ボクはあの一連のやりとりの中で、カナエ・シモツキを名乗る女性とアイドルのコラボプロジェクトについて語っているとき、ボクは祖国や、二国間の未来の展望が少しでも変わることを期待していた。
知らず知らずのうちに、期待してしまっていた。
ボクや、アルルカや、この国自体に。
だが、その期待は今無惨にも砕け散った。
ものの一時間で終わった、今下の階で行われた秘密会談の盗聴によって。
何かを変えようとするためのボクらの活動は、実際は何かを変えないための活動の一部分にすぎなかったのだ。
だが、無理もないのかもしれない。
偽りのものを造ることなど、チェルージュの政治家にとっては慣れっこなのだろう。
ボクが、そうであったように。
結果的に、助かったともいえる。
カナエ・シモツキを名乗る女性の工作活動が茶番ではなく本当にチェルージュを出し抜く行為だった場合、ボクはスパイを見抜けなかった責任を取らされて逮捕・拘束されていただろうから。
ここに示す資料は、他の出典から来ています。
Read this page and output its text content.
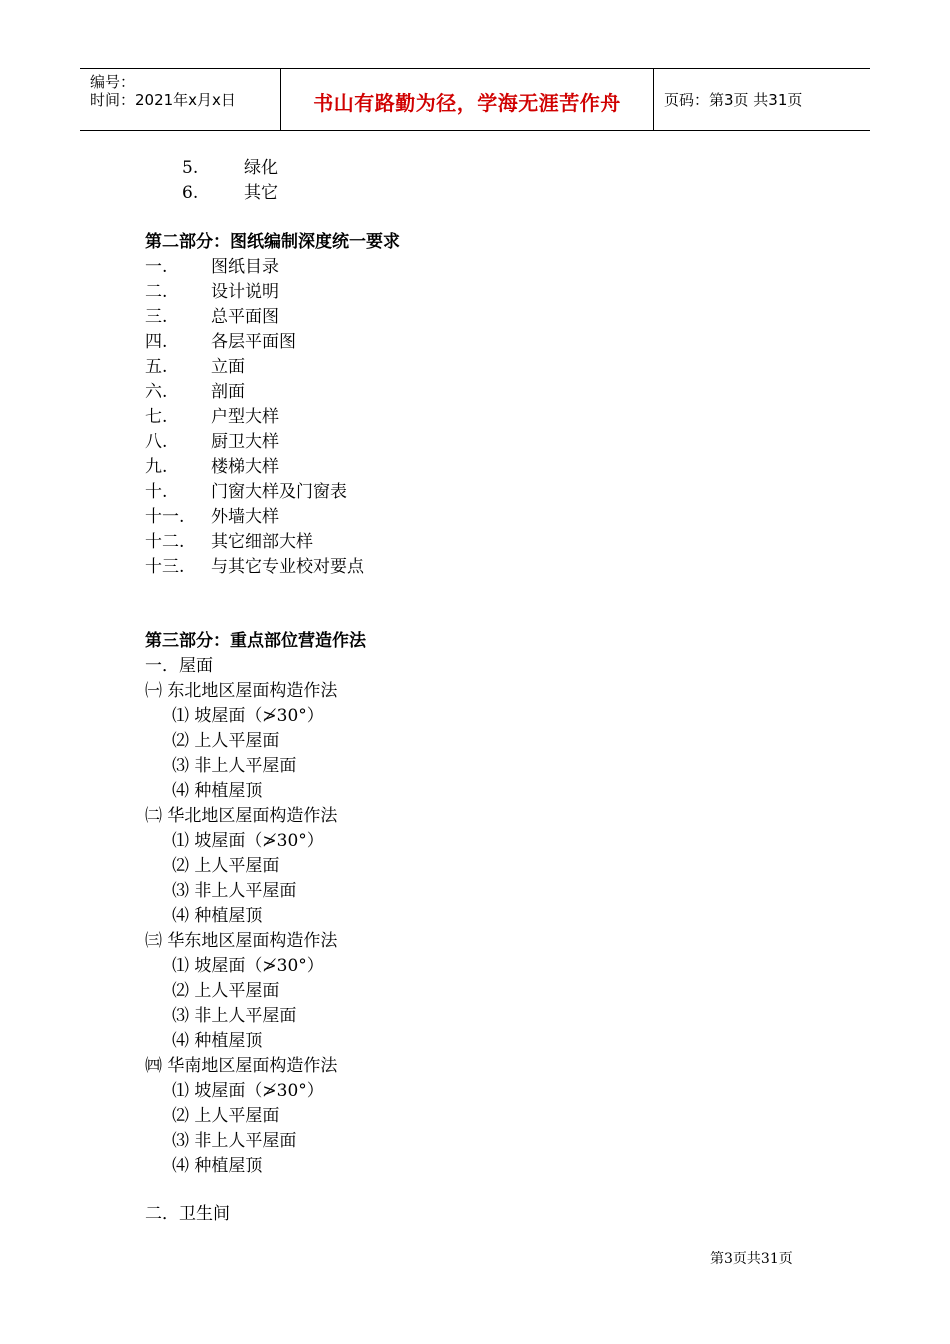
编号：
时间：2021年x月x日	书山有路勤为径，学海无涯苦作舟	页码：第3页 共31页
5.	绿化
6.	其它
第二部分：图纸编制深度统一要求
一.	图纸目录
二.	设计说明
三.	总平面图
四.	各层平面图
五.	立面
六.	剖面
七.	户型大样
八.	厨卫大样
九.	楼梯大样
十.	门窗大样及门窗表
十一. 外墙大样
十二. 其它细部大样
十三. 与其它专业校对要点
第三部分：重点部位营造作法
一．屋面
㈠ 东北地区屋面构造作法
⑴ 坡屋面（≯30°）
⑵ 上人平屋面
⑶ 非上人平屋面
⑷ 种植屋顶
㈡ 华北地区屋面构造作法
⑴ 坡屋面（≯30°）
⑵ 上人平屋面
⑶ 非上人平屋面
⑷ 种植屋顶
㈢ 华东地区屋面构造作法
⑴ 坡屋面（≯30°）
⑵ 上人平屋面
⑶ 非上人平屋面
⑷ 种植屋顶
㈣ 华南地区屋面构造作法
⑴ 坡屋面（≯30°）
⑵ 上人平屋面
⑶ 非上人平屋面
⑷ 种植屋顶
二．卫生间
第3页共31页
それに、ボク自身の出自を考えても、操り人形はおあつらえ向きの役どころと言えた。
だが。
ボクが感じたのは、虚しさだった。
取引相手のカナエが、スパイだったことへの虚しさ。
スパイが潜伏する道具として、自分とアルルカを利用されたことへの虚しさ。
我々の取引全てが、上層部同士の画策による茶番にすぎなかったことへの虚しさ。
そして、何より。
「……あの二人の少女の輝きすらも、我々を騙すための偽りに過ぎなかったというわけか」
ソファの上でもたれかかる自分を、ボクは操り手の手を離れてその場に転がる人形のようだ、と思った。
正に、人形だったのだ。
アイドルたちも、僕たちも。
◆ ◆ ◆
我に返った僕は、死体の処理をするような暗い気分で、録音工作の後始末を行った。
「……少し長く録音しすぎたな」
ほぼ形式的な行いでしかないが、会談を盗聴する際は目的となる会話の一時間後まで録音を残しておくことになっている。会談終了後、個人的な会話などに機密情報が混じっている場合があるからだ。
この時点では、ボクは気付かなかった。
長く録りすぎたテープの中で、秘密の会談が、たった二人の人間の間で交わされていることに。
その会話が、ボクの運命を大きく左右することに。
◆ ◆ ◆
一週間後。
ソラン島に帰ったボクは、盗聴の資料―――盗聴内容と、それに関する私見を綴った報告書―――をまとめ、島内にあるチェルージュの領事館の廊下で待機していた。
程なくして、情報室の扉が開き、カトリーヌが現れた。
「お手柄よ、ミシェル」
見るからにニヤケ顔なカトリーヌは、一本の録音テープを取り出した。
「このテープが答え。うちのタヌキ、櫻宗国の政治家相手に個人的収賄を貰ってる。海外につくった幽霊会社の口座ってことで、カモフラージュしてるみたいだけどね」
「……ま、ボクも彼に関しては、前々から怪しいとは思っていたけどね」
嬉しそうな顔をするカトリーヌを前に、しかしボクの心は晴れなかった。
この収賄の責任をラフィット長官が取らされ、職位を追われることになろうとも、恐らくは同じ派閥の別の人間が同じポジションに居座る。
派閥が同じなら政治方針も、恐らくは変わらない。
「じゃあ、この件はこれで終わりにして……っと」
す……っと、何らかの合図のように、カトリーヌは手をあげた。
何の合図だ、と、ボクが首を傾げたその時。
銃器で武装した兵士たちが、情報室の扉を開け、ボクを取り囲んだ。
領事館でボクを待ち構えるとき、保衛部は武装したりはしない。
明らかに、その場の空気が今までと違っていた。
「ミシェル。いえ、被検体38号。貴方を拘束させてもらうわ」
「……説明を求める」
「いやまあ、拘束っつーか……」
この状況と、カトリーヌの妙に要領を得ない返答に、どういう状況下を測りかねていた、その時。
その瞬間、ボクの世界は止まった。
室内の鏡越しに、自分の体を銃弾が貫き、血しぶきを四散させる光景が見えたのだ。
「ごめんなさい、贄になってもらうわ。人造人間さん」
膝から崩れ落ちるボクの真上で。
タバコの火のように拳銃の硝煙をくゆらせるカトリーヌの、死刑宣告のような声が聞こえた。
「単純にあなた、スパイを見抜けなかったわけだしね」
ついでとばかりに、カトリーヌは付け加えた。